Oui, il y a comme une injonction à être bien, « zen », en pleine conscience, à pratiquer le yoga, la méditation, le qi gong, et à le faire savoir… Les réseaux sociaux nous abreuvent de conseils plus ou moins pertinents, tout est question de volonté, d’entraînement, qui le veut le peut, etc.
Prendre soin de soi devient un impératif, une règle de vie.
Être « zen » est un devoir.
Du moins pour une certaine catégorie de la population, car pour beaucoup, le boulot, le temps passé dans les transports, les tâches domestiques, le manque de ressources financières, la difficulté à trouver un emploi, un logement etc. occultent complètement la notion de bien-être, et il serait même indécent de l’évoquer. Tous les « bons » conseils du développement personnel comme » écoute tes besoins », « écoute ton corps », « prends du temps pour toi », ne tiennent pas la route dans ce genre de situations.
Il me semble qu’il faut toujours savoir d’où on parle et à qui on parle. On ne peut pas tenir de discours généraliste sur le bien-être. Le bien-être est réservé à une certaine catégorie de la population, c’est injuste mais c’est un fait.
Donc en tant que femme blanche, éduquée et privilégiée, je peux reconnaitre les bénéfices qu’une pratique régulière de la relaxation, de la sophrologie, de la méditation m’ont apportée mais aussi, et ça me semble tout autant important, ce que ces pratiques m’ont apportée dans ma relation aux autres.

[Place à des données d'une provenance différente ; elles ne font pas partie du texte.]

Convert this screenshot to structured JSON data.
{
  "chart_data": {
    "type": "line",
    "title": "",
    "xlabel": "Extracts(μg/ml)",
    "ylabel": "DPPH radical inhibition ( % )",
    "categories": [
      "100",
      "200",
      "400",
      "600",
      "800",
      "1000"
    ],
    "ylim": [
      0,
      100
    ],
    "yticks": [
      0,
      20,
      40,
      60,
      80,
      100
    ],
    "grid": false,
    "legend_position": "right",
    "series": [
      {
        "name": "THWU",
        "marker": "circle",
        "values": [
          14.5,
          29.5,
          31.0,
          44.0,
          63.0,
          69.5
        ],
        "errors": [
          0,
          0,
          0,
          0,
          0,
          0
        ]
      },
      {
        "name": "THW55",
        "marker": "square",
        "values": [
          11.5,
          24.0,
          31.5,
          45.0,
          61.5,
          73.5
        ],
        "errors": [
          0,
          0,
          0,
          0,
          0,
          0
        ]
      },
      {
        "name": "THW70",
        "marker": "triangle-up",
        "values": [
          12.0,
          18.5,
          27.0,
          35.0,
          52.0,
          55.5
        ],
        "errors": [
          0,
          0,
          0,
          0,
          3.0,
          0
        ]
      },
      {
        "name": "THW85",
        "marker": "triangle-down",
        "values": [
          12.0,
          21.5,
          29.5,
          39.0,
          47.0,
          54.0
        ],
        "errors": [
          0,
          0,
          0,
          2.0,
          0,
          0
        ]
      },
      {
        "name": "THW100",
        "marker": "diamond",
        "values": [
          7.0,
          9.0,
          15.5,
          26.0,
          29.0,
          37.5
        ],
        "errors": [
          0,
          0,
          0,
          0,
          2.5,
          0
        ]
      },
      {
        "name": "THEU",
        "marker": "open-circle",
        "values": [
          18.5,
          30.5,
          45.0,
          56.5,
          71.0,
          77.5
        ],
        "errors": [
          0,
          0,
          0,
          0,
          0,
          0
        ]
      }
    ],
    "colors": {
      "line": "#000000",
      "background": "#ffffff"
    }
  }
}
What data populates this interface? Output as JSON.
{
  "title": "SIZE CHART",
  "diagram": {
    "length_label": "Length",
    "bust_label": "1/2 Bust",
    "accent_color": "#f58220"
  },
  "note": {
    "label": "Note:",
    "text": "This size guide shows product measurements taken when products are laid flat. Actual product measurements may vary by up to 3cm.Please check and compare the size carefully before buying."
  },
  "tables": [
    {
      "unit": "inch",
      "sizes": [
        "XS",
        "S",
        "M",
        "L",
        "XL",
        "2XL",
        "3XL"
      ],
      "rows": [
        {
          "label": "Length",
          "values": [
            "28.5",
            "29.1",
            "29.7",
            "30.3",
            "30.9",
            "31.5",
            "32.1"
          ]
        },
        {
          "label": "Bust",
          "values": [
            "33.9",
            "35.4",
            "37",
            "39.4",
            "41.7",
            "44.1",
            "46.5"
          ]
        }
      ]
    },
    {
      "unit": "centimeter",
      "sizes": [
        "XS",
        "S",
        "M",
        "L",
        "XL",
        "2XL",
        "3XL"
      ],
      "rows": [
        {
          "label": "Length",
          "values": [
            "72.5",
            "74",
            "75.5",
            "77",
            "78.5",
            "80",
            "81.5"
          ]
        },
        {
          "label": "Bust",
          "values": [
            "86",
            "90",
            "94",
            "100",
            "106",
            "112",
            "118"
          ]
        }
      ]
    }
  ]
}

Car trop se concentrer sur soi peut aussi nous rendre insensible aux autres.
La sophrologie nous apprend à nous relier.
Reprenons : la sophrologie serait-elle une méthode parmi d’autres qui promettrait une vie sans stress à coups de respirations ?
Je ne crois pas. Je ne crois pas à une vie sans stress, la vie est stressante, le monde est stressant, plus ou moins selon l’endroit où on vit, selon que l’on se tient informé ou non de l’état du monde, plus ou moins selon les événements de vie que l’on traverse. La sophrologie ne promet pas une vie sans aspérité, sans émotions, sans drames. Elle nous apprend à profiter des moments de plaisir en les conscientisant, à accepter nos émotions, à nous souvenir justement que la vie est mouvement, à nous faire confiance pour retrouver un chemin vers l’apaisement ou la joie ou la santé ou encore le désir, un chemin parfois long, oui, rien de miraculeux, la sophrologie demande des efforts qui portent leurs fruits en prenant le temps.
Et oui, la respiration est importante, fondamentale mais « bien » respirer n’est souvent pas suffisant.
Aussi, parfois, le stress vient nous alerter : nous pouvons avoir de bonnes raisons d’être stressé.e ! Pression au travail, ambiance toxique, surcharge de travail, problèmes de couple, voire violences morales ou physiques… respirer nous apaisera, mais nous serons toujours, et à juste raison, en souffrance. Il faudra alors chercher un moyen de changer la situation. Ce n’est pas toujours facile, c’est vrai, mais être stressé.e en continu non plus.
Trop facile pour certaines sociétés de financer des cours de méditation ou de yoga pour des salarié.es qu’elles pressurisent toute l’année, comme si c’était aux salariés à apprendre à mieux « gérer » (supporter) le stress plutôt qu’aux patrons de faire l’effort de moins les y soumettre !
La sophrologie, telle que je la pratique et que la comprend, est avant tout une expérience, en perpétuel mouvement, qui accompagne émotions, sentiments, instants de vie en conscience sans pour autant nous couper des autres.